What's more, if your company does business with the government, you can throw legal accountability into the liability mix. That's because the Government Information Security Reform Act of 2000 required that government agencies manage information system security and its documentation. Then the Federal Information Security Management Act of 2002 (FISMA), part of the Homeland Security bill, made GISRA's security provisions permanent. The upshot: Agencies must protect information from unlawful access, ensure the continued operation of information processing assets, and provide documentation and information that can be used to prosecute those who compromise security. It's the law.
Given these strict guidelines, network administrators are now forced to grapple with a bewildering assortment of tools to ensure they know exactly what is moving through their networks. For government agencies and contractors -- as well as many prudent corporations without governmental ties -- the toolset generally comprises some combination of IDS (intrusion detection systems), IPS (intrusion prevention systems), and the requisite network forensics tools as critical foundations for a secure IT infrastructure. IDS, IPS, and network forensics systems are designed to detect unauthorized network access attempts, block those attempts that have been identified as illegitimate, and keep records of where the attempts came from. It is hard to imagine a secure network meeting FISMA requirements without relying on one or more of these anti-intrusion mechanisms.
Though the array of network forensics and analysis tools may seem endless, only a few need be implemented to gain significant insight into the network as a whole. As a practical matter, network admins will likely choose between an IDS and an IDP for defense at the network edge (see "A Dollop of Detection or a Dose of Prevention?"). IDS systems have come under fire recently for their passive operation, whereas IDP solutions are viewed as much more intrusive, because they must be implemented inline on a network segment. But either solution will provide a granular view of the security of the network.
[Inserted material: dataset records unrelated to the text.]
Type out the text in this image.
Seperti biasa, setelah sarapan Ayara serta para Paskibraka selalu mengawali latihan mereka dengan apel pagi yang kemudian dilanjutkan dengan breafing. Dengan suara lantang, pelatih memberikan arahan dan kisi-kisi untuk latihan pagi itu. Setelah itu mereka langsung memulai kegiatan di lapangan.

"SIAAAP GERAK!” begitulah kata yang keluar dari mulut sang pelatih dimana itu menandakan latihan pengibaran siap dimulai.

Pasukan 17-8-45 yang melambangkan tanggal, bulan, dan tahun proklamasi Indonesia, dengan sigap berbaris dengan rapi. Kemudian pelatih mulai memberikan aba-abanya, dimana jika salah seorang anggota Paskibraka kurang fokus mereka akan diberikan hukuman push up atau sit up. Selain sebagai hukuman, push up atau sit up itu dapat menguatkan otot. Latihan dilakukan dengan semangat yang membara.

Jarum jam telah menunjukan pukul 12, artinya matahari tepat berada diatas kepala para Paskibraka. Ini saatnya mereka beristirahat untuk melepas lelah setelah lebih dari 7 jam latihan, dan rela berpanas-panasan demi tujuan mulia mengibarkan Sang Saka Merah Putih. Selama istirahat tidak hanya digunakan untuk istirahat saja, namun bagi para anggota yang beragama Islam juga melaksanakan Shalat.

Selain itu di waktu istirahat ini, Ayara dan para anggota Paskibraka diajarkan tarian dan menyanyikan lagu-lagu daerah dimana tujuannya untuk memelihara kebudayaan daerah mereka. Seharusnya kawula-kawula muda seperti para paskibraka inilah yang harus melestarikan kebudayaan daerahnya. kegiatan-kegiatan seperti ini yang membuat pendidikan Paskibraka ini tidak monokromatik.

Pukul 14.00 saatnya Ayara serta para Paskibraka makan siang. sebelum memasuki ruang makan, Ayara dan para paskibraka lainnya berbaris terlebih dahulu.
To round out the defense team and to prepare for the very real possibility of a network intrusion, you'll also need a forensic system. Don't confuse a network forensics system with a network analyzer. The former runs continuously and focuses on issues such as archiving and analyzing data streams to provide an audit trail of network activity, packet payloads and all, to be used in civil or criminal cases. The latter, an essential component in any network toolkit, troubleshoots network problems, but does not monitor security. You can expect to pull out a network analyzer when problems occur, whether to determine why an application isn’t working right or to ferret out the cause of overall network performance issues. But forensics systems and network analyzers aren't an either/or proposition; you will often deploy them in tandem. Besides, government compliance strongly suggests you employ forensics; good common network sense says you'll need analyzers as well.